Jim Knight, the Schools Minister, said that he would also like to see pupils in faith schools becoming pen pals with their peers in schools of different faiths, and for children in rural schools to visit their inner-city counterparts.
Such partnerships could be crucial in promoting community relations and would allow pupils to meet youngsters from different backgrounds. “I’m quite keen on faith-based schools twinning with those of other faiths so they can talk to each other about their faith and extend their understanding. Muslim schools that I represent are pretty homogeneous and mono-faith and very much single-ethnic background.
“Equally, I have a secondary school judged outstanding for its religious education, but when I talked to a class of 15-year-olds about faith, they had never met anyone of the Muslim faith or a Hindu.”
Where there was no local school with children from other backgrounds, Mr Knight suggested that schools should forge virtual relationships on-line in other parts of the country or the world.
A primary school in his Dorset constituency, for example, had formed a link with an inner-city school in East London and made a visit there so that the children could meet. The link was forged by a member of staff who moved from Tower Hamlets to Weymouth.

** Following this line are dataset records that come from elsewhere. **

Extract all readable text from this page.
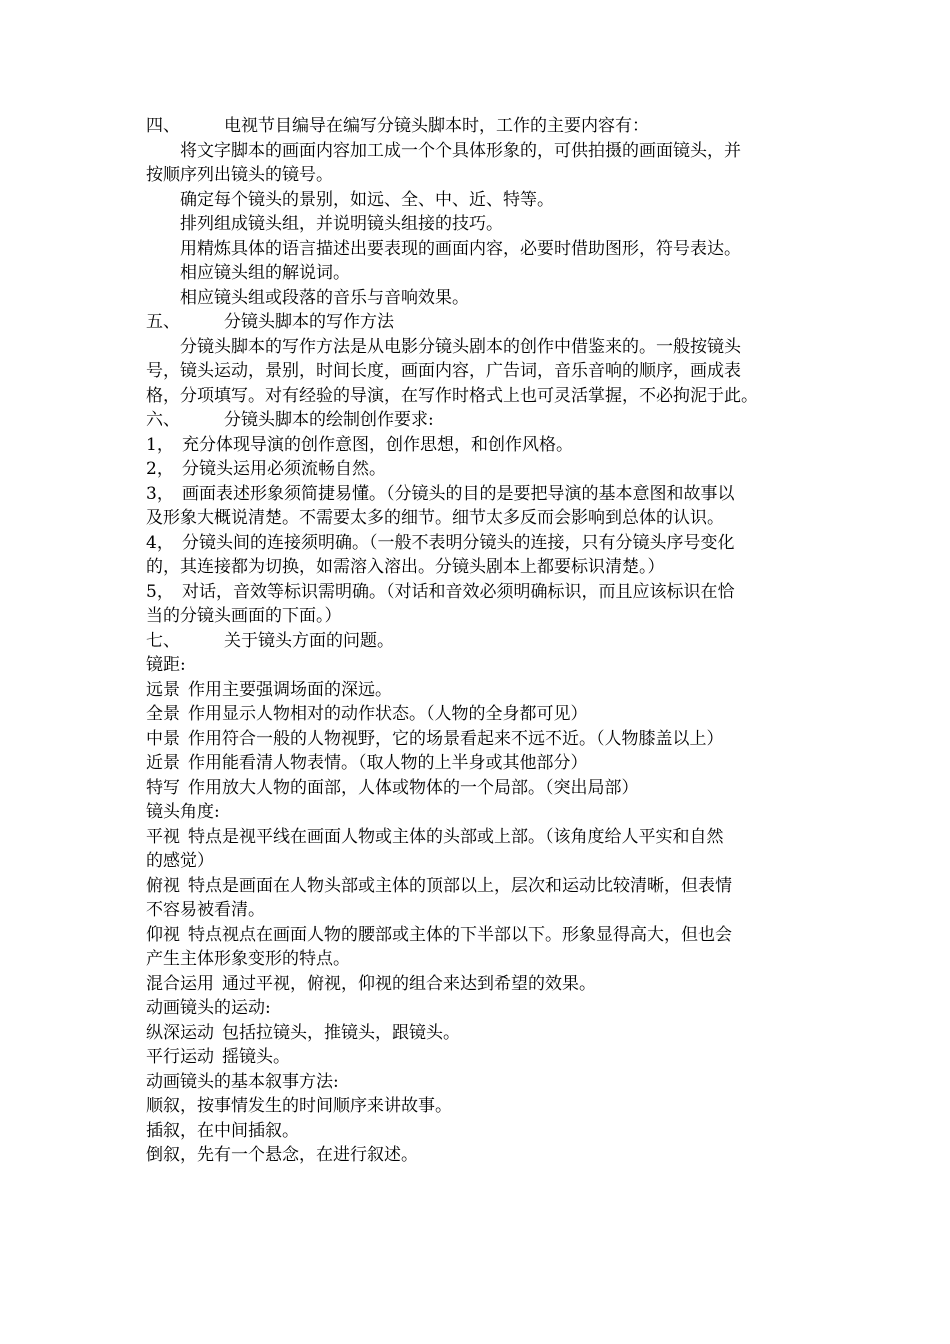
四、	电视节目编导在编写分镜头脚本时，工作的主要内容有：
将文字脚本的画面内容加工成一个个具体形象的，可供拍摄的画面镜头，并
按顺序列出镜头的镜号。
确定每个镜头的景别，如远、全、中、近、特等。
排列组成镜头组，并说明镜头组接的技巧。
用精炼具体的语言描述出要表现的画面内容，必要时借助图形，符号表达。
相应镜头组的解说词。
相应镜头组或段落的音乐与音响效果。
五、	分镜头脚本的写作方法
分镜头脚本的写作方法是从电影分镜头剧本的创作中借鉴来的。一般按镜头
号，镜头运动，景别，时间长度，画面内容，广告词，音乐音响的顺序，画成表
格，分项填写。对有经验的导演，在写作时格式上也可灵活掌握，不必拘泥于此。
六、	分镜头脚本的绘制创作要求:
1， 充分体现导演的创作意图，创作思想，和创作风格。
2， 分镜头运用必须流畅自然。
3， 画面表述形象须简捷易懂。（分镜头的目的是要把导演的基本意图和故事以
及形象大概说清楚。不需要太多的细节。细节太多反而会影响到总体的认识。
4， 分镜头间的连接须明确。（一般不表明分镜头的连接，只有分镜头序号变化
的，其连接都为切换，如需溶入溶出。分镜头剧本上都要标识清楚。）
5， 对话，音效等标识需明确。（对话和音效必须明确标识，而且应该标识在恰
当的分镜头画面的下面。）
七、	关于镜头方面的问题。
镜距:
远景 作用主要强调场面的深远。
全景 作用显示人物相对的动作状态。（人物的全身都可见）
中景 作用符合一般的人物视野，它的场景看起来不远不近。（人物膝盖以上）
近景 作用能看清人物表情。（取人物的上半身或其他部分）
特写 作用放大人物的面部，人体或物体的一个局部。（突出局部）
镜头角度:
平视 特点是视平线在画面人物或主体的头部或上部。（该角度给人平实和自然
的感觉）
俯视 特点是画面在人物头部或主体的顶部以上，层次和运动比较清晰，但表情
不容易被看清。
仰视 特点视点在画面人物的腰部或主体的下半部以下。形象显得高大，但也会
产生主体形象变形的特点。
混合运用 通过平视，俯视，仰视的组合来达到希望的效果。
动画镜头的运动:
纵深运动 包括拉镜头，推镜头，跟镜头。
平行运动 摇镜头。
动画镜头的基本叙事方法:
顺叙，按事情发生的时间顺序来讲故事。
插叙，在中间插叙。
倒叙，先有一个悬念，在进行叙述。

Mr Knight’s comments, at the National Association of Head Teachers conference in Bournemouth, came a week after a warning by the Commission for Racial Equality that Britain was in danger of becoming a “mini-America with racially determined schools”.
Nationally, only 2 per cent of secondaries and 5 per cent of primaries in England have no pupils from minority ethnic groups. But in areas where the ethnic minority population is above the 8 per cent national average, partial segregation along race and faith lines can be entrenched. In Bradford, for example, 62 per cent of secondary schools are predominantly white, and 21 per cent are predominantly nonwhite.
The Government is introducing a statutory duty on schools to promote community cohesion, defined as “a common vision and sense of belonging by all communities”.